Non paga di questo, lo spot televisivo con cui l’Alitalia sta cercando di rilanciarsi agli occhi del popolo aggiunge al calderone l’ulteriore stereotipo della donna ideale vista dall’italiano: la docile serva. Per trenta secondi ammiriamo infatti Raoul Bova che, dopo aver impartito otto richieste consecutive a una hostess capace di dire solo “sì, certo, come desidera, signore”, confida soddisfatto al compagno del sedile accanto di sentirsi in aereo meglio che a casa sua. Poco importa che la hostess sia anche sua moglie, perché a casa l’infingarda non si comporta affatto così, cioè non lo serve come una geisha soddisfacendo acriticamente ogni minima necessità del suo signore e padrone. Decretato pertanto che la moglie dei sogni nazionalpopolari è una creatura servile, decorativa, obbediente e priva di volontà propria, l’italianità è ora davvero completa. Poi uno dice, perché non viaggi Alitalia.
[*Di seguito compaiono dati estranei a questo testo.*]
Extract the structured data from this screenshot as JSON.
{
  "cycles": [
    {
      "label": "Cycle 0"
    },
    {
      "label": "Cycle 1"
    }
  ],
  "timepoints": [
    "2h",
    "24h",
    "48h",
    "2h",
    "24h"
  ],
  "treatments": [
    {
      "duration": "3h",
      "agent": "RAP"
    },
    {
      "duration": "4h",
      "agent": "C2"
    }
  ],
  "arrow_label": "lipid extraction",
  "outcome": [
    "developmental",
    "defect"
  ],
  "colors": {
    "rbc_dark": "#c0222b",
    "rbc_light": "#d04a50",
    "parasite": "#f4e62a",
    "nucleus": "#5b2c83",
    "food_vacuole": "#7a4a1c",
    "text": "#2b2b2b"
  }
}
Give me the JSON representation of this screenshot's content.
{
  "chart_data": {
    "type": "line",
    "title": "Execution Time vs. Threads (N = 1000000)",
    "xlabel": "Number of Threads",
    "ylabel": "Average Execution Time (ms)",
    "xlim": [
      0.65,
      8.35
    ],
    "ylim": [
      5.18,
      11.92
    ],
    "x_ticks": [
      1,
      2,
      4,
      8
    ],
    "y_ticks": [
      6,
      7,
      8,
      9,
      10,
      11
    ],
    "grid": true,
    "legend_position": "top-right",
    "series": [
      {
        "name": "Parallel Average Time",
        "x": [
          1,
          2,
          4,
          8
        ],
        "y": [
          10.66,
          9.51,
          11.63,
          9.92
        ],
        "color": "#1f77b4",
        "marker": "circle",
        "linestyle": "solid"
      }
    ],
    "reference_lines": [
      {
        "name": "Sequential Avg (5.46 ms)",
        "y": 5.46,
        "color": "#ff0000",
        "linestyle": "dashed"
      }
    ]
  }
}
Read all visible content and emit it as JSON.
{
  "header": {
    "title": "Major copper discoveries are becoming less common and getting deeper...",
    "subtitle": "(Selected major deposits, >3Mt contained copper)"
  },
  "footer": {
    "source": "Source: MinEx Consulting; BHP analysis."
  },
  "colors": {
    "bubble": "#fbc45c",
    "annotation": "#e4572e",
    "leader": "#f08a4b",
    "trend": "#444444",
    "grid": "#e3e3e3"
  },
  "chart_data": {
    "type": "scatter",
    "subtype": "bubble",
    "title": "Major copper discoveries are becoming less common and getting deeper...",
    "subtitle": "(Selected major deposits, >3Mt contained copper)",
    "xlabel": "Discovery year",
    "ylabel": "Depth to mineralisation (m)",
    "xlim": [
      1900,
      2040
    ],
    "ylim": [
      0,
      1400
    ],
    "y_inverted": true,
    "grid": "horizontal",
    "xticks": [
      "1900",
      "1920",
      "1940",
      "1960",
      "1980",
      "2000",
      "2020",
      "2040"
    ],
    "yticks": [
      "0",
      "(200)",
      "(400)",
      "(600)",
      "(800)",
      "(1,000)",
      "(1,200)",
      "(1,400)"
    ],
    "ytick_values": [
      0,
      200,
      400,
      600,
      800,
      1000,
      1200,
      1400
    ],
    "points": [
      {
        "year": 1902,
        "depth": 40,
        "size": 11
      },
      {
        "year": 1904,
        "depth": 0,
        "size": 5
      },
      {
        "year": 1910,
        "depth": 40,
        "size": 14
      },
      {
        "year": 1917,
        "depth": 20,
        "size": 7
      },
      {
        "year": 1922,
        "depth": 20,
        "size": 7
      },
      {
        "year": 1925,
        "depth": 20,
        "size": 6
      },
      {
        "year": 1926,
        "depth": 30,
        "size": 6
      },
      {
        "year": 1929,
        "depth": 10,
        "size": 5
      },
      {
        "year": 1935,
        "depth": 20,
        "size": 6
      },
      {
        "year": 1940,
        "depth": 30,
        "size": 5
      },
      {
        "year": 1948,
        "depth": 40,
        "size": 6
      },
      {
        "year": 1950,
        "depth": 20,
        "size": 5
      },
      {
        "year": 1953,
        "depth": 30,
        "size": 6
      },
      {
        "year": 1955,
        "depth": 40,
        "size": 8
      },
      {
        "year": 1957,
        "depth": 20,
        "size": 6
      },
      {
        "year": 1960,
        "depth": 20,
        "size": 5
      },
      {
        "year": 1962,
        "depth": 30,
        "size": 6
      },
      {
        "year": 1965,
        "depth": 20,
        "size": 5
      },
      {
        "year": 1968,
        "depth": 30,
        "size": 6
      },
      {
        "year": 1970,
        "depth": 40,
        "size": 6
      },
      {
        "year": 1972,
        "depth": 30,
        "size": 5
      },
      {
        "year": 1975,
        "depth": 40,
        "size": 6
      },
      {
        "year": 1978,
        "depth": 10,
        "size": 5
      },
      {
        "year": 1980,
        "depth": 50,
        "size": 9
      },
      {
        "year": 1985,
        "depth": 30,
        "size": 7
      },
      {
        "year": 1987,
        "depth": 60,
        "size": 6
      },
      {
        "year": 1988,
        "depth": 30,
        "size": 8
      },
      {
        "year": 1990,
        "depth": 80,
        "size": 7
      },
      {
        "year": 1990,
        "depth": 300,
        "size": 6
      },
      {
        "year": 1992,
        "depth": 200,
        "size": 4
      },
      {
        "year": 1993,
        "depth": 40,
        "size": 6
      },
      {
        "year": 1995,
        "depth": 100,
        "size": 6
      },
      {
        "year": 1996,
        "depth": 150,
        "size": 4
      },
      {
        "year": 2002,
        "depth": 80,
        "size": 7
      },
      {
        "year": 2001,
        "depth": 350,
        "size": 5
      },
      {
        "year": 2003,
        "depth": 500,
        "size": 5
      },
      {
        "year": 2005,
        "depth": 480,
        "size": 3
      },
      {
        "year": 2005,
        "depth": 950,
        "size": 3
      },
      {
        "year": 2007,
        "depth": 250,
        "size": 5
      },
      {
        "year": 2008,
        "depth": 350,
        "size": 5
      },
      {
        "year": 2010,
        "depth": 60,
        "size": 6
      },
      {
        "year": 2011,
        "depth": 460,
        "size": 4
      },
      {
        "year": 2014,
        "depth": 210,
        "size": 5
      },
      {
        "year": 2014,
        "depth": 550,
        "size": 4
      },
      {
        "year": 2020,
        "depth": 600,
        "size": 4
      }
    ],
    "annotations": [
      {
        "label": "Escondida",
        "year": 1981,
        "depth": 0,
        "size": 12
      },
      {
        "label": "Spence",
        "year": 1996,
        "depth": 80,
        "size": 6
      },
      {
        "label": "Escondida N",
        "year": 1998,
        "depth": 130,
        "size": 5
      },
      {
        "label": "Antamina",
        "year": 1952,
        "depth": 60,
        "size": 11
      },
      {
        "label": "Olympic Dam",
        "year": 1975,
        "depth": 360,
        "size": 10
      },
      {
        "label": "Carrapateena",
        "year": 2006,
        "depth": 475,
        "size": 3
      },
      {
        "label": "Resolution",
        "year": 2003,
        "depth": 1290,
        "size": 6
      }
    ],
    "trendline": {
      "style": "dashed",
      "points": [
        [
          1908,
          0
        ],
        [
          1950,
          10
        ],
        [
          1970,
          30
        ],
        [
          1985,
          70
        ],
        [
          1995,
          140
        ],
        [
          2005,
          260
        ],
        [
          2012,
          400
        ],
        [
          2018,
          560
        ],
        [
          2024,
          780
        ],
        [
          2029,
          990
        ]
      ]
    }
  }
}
Inserito da Michela Murgia - 23 dicembre, 2009 - 16:54


ritratto di Michela Murgia
di Michela Murgia

L'uomo senza peli


C’è qualcosa negli spot dei rasoi della Gillette che mi destabilizza. Non capisco come la guancia implume, con la pelle nuda e indifesa alla luce dei neon dello specchio impietoso, possa essere simbolo di una mascolinità appetibile, piuttosto che un’ammissione di debolezza autoprovocata. Ci sarà pure un motivo se un tempo per definire un maschio ancora da farsi si diceva che era imberbe, e questo motivo sta nel fatto che la peluria sul viso è segno di virile maturità, e rivela il percorso di una vita con la stessa autorevolezza con cui i cerchi dell’olivo in sezione ne dichiarano gli inverni. Dietro ogni pelo c’è una decisione, per ogni ciuffo uno sbaglio da cui si è imparato, un pizzetto è una mezza maturità, la mosca un vorrei-ma-non-posso, i baffetti un accenno di consapevolezza, e la basetta lungo la mascella è una vistosa tensione al decisivo dunque. Poi certo, uno può anche scegliere di tenersi la faccia libera per questioni di igiene e di estetica, mica tutti stanno bene con la barba. Ma per favore, evitiamo di andare in giro a far credere che l’ignudo risultato del rasoio è il meglio di un uomo, magari facendolo accreditare allo stesso Tiger Woods che si fa menare dalla moglie a colpi di mazza da golf per questioni di corna. La verità è ben altra: un uomo senza peli è un uomo senza argomenti.